1. Field of the Invention
This invention relates generally to optical and electronic bonding equipment and more particularly, to apparatus and methods for precisely locating the position of a lasing gap of a laser chip and correlating it with a feature on the chip.
2. Description of the Related Art
Precise alignment of surfaces in the placement of optoelectric components has received much attention. This is particularly true in VLSI circuit elements where the patterning of the circuit is microscopic or nearly microscopic. Many small components are typically bonded to these circuits. The problem with placing these small components with high precision i.e. within microns, is accurately locating and correlating the component and placement position. Also, the component must be moved to the exact placement position without error.
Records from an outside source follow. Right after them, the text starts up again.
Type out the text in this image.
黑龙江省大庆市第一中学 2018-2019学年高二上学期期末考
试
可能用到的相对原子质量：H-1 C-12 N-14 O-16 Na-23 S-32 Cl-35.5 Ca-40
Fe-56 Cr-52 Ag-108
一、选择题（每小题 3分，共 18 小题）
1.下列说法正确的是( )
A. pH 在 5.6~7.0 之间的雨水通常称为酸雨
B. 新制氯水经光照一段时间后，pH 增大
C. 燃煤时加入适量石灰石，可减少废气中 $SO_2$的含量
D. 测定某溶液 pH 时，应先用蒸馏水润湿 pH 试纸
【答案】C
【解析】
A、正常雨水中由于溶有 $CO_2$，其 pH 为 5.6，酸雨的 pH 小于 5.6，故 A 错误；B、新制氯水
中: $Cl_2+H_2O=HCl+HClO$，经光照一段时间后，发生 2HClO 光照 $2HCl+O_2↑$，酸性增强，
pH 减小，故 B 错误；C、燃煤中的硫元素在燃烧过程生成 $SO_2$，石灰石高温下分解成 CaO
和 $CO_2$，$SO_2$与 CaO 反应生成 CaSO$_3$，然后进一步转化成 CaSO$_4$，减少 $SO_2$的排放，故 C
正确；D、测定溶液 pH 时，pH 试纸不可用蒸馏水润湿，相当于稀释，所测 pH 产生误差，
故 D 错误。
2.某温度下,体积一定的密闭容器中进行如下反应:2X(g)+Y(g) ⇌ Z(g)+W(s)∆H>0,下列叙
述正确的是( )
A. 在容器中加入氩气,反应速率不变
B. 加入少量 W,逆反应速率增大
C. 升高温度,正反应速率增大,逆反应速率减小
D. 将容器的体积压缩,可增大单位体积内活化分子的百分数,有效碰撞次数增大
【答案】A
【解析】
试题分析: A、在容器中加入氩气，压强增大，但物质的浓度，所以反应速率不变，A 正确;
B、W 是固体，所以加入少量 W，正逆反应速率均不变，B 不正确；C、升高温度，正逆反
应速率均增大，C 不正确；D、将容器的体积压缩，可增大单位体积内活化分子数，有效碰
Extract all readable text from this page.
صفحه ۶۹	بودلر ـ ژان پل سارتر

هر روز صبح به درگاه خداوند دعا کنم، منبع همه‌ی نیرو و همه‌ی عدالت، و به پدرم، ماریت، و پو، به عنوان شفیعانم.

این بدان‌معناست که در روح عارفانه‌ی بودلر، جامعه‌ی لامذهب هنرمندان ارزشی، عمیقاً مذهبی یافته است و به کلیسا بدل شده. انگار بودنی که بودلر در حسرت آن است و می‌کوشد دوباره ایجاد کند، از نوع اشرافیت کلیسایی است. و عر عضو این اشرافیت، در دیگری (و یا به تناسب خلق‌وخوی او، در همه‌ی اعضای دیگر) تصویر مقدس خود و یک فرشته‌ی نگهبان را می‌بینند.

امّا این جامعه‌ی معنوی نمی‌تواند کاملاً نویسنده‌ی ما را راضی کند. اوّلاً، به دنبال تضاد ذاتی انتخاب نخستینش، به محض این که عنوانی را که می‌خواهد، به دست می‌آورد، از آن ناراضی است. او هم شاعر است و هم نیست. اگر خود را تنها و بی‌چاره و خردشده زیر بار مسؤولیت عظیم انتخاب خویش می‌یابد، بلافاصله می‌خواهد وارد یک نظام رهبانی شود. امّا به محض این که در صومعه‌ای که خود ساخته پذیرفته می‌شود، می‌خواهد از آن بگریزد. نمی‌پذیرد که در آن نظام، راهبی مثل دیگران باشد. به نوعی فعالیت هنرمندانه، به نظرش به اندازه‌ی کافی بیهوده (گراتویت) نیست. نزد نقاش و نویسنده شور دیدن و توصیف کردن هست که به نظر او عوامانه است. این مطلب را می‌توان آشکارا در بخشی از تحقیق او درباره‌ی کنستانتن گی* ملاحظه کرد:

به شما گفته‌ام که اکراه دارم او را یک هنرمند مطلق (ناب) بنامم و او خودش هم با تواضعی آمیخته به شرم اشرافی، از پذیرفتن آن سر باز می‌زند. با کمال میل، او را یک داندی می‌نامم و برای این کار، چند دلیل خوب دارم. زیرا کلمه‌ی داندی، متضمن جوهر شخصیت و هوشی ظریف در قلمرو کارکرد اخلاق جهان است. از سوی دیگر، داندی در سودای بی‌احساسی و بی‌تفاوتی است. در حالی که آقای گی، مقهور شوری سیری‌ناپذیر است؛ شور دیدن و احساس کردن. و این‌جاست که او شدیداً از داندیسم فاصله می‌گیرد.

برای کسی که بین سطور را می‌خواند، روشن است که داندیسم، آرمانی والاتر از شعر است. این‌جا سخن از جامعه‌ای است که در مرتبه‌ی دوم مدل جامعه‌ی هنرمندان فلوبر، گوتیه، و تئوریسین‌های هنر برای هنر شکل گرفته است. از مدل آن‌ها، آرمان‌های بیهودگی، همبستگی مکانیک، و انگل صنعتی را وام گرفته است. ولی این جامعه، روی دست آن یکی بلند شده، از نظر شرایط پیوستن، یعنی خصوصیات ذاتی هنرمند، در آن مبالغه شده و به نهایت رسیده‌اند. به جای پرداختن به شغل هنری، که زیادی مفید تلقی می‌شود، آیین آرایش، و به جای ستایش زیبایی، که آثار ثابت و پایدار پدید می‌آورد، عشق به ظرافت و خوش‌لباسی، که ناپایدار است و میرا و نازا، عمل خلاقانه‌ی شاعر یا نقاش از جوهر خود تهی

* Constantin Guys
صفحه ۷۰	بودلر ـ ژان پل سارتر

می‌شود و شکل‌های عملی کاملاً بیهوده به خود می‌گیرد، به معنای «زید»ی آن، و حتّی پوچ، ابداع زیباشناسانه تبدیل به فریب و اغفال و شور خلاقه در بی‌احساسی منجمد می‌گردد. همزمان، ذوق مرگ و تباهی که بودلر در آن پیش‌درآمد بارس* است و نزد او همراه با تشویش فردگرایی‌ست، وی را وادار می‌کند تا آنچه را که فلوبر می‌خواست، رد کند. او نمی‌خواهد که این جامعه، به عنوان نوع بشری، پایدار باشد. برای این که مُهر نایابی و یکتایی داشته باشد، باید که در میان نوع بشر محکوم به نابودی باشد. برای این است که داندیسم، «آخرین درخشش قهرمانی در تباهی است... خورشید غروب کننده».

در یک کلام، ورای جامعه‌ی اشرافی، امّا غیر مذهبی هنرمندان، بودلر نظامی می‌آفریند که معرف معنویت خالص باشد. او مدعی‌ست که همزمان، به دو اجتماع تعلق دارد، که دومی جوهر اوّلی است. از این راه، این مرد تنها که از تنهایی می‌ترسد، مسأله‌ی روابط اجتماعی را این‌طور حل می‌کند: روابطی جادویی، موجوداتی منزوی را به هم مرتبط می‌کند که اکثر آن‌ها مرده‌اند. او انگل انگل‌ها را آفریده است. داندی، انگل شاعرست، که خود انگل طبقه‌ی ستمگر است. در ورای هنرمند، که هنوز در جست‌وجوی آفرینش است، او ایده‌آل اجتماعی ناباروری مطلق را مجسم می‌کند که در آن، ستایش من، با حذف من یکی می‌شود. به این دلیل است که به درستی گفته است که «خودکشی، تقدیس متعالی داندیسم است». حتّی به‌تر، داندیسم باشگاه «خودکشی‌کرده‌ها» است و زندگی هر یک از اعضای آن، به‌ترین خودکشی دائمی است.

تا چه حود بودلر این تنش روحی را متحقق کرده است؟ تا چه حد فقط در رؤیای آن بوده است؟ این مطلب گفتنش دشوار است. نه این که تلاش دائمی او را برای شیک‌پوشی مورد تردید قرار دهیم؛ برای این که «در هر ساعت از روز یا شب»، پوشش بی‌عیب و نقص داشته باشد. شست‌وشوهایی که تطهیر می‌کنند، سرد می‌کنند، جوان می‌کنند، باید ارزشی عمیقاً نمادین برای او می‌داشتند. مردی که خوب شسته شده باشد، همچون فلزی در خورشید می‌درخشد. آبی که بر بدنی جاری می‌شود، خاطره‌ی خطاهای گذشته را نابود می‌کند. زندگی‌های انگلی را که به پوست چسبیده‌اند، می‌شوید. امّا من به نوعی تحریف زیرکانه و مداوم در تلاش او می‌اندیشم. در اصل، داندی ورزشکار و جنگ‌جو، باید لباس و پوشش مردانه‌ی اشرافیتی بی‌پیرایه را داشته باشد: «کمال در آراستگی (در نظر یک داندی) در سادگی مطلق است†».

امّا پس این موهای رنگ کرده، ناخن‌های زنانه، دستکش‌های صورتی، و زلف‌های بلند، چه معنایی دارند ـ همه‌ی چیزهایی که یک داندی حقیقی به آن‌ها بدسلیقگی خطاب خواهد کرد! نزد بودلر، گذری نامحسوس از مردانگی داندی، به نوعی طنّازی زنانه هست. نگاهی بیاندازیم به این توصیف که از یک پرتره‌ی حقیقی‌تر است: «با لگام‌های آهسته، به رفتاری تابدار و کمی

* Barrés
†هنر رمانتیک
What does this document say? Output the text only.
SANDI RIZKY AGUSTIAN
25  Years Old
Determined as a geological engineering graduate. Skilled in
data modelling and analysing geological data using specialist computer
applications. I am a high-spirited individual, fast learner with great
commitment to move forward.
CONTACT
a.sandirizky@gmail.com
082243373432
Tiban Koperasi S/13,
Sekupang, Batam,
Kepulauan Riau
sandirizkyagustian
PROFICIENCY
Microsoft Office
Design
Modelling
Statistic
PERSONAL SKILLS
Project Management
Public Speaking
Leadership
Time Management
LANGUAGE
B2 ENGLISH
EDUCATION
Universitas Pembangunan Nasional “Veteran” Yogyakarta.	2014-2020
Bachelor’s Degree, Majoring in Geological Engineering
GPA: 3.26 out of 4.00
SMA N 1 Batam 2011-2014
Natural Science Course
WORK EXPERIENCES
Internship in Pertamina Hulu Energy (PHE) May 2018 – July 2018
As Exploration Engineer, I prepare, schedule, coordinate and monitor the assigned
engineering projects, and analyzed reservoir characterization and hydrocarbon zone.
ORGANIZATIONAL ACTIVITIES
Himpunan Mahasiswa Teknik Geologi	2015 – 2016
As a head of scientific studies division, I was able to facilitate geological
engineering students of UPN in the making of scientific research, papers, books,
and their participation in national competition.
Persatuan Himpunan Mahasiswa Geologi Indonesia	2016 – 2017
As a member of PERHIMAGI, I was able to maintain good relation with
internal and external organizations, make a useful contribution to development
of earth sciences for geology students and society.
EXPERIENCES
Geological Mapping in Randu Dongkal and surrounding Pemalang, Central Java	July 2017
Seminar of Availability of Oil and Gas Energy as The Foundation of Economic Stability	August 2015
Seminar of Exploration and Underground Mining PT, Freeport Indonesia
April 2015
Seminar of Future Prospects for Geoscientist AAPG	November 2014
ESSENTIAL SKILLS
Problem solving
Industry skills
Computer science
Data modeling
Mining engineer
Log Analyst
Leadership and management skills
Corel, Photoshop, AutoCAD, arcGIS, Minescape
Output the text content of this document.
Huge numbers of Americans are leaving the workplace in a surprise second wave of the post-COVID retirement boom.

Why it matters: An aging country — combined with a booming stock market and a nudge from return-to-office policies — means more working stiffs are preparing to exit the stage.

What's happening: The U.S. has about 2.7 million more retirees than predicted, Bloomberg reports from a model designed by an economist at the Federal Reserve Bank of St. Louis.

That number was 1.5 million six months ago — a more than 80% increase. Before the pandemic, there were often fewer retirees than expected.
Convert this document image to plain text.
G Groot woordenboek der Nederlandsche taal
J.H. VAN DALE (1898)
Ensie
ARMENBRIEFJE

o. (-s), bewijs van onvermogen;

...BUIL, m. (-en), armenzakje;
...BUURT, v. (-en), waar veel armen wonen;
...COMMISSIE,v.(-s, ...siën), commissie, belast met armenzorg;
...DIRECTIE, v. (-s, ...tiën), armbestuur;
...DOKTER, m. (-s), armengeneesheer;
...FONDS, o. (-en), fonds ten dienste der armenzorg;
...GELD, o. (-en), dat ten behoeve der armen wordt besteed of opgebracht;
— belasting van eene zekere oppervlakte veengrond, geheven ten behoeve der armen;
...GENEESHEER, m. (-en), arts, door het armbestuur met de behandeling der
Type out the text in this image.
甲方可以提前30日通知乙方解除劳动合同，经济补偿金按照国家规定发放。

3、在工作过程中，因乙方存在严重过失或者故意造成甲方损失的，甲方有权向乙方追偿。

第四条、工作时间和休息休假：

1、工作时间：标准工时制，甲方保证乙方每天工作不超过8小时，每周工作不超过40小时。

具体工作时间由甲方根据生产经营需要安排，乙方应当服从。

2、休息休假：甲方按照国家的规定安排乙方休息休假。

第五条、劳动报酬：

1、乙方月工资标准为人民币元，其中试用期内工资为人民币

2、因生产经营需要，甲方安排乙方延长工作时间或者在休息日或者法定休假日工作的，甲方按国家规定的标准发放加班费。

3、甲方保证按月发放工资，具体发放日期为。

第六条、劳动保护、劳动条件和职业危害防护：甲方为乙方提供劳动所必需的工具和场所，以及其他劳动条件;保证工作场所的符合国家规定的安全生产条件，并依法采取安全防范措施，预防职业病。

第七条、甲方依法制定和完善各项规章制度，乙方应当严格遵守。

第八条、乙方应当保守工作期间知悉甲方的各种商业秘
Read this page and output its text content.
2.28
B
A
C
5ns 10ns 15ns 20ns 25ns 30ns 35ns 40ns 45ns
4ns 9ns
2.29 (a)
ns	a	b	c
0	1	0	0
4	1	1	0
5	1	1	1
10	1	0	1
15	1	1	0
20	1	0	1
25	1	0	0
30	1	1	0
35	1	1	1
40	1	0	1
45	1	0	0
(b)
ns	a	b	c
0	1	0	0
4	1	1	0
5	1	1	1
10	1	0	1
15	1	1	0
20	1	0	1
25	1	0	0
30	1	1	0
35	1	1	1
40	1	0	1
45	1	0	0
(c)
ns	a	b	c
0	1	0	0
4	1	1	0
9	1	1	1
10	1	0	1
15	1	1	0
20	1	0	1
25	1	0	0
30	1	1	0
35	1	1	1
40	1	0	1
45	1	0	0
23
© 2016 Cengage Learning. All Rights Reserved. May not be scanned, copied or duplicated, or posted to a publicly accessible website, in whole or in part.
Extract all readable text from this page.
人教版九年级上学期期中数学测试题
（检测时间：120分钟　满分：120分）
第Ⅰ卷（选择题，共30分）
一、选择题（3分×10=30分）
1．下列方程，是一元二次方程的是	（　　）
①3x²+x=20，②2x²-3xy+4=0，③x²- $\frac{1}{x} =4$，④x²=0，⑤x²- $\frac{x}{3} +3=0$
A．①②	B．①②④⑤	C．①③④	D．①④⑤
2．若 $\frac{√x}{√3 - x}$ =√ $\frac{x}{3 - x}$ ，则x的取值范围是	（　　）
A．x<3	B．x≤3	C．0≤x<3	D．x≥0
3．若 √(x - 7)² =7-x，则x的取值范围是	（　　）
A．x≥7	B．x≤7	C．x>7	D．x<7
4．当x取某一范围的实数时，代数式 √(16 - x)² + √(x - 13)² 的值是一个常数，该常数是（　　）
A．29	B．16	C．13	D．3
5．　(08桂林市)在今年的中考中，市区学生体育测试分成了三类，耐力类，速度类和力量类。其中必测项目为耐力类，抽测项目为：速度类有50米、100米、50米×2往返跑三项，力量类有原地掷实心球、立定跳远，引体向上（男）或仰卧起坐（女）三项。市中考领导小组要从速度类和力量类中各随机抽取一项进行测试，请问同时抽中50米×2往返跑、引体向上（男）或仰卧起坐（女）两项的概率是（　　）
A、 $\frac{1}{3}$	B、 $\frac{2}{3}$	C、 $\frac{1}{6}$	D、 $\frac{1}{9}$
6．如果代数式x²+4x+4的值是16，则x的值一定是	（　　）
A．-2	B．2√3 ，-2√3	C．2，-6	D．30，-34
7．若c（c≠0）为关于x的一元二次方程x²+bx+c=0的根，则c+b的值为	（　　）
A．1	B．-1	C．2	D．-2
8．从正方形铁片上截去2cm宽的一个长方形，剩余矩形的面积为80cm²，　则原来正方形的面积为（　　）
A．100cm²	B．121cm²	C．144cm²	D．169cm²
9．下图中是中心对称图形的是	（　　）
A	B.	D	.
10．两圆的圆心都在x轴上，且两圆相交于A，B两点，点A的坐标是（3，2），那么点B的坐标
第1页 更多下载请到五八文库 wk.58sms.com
In a typical lightwave application, the output of a semiconductor laser chip is coupled to an optical transmission line such as an optical fiber or waveguide. Often a ball lens is used to optimize coupling between the laser and the fiber. If low coupling efficiencies are acceptable, current precision assembly equipment and conventional alignment techniques can be used. See, for example, U.S. Pat. No. 4,899,921 to Bendat et al. If, however, highly precise alignment is required for greatest coupling efficiency, then current practice dictates that active alignment be used. This is performed by fixturing one element, e.g. the laser/ball lens assembly, energizing the laser, and moving the fiber around until the greatest output is realized. This is an imprecise and time consuming process that limits the range of automated solutions because of its complexity. Accordingly, a need exists for a method and apparatus which can achieve a highly precise alignment in a manner that is less time consuming and is conducive to large scale automation.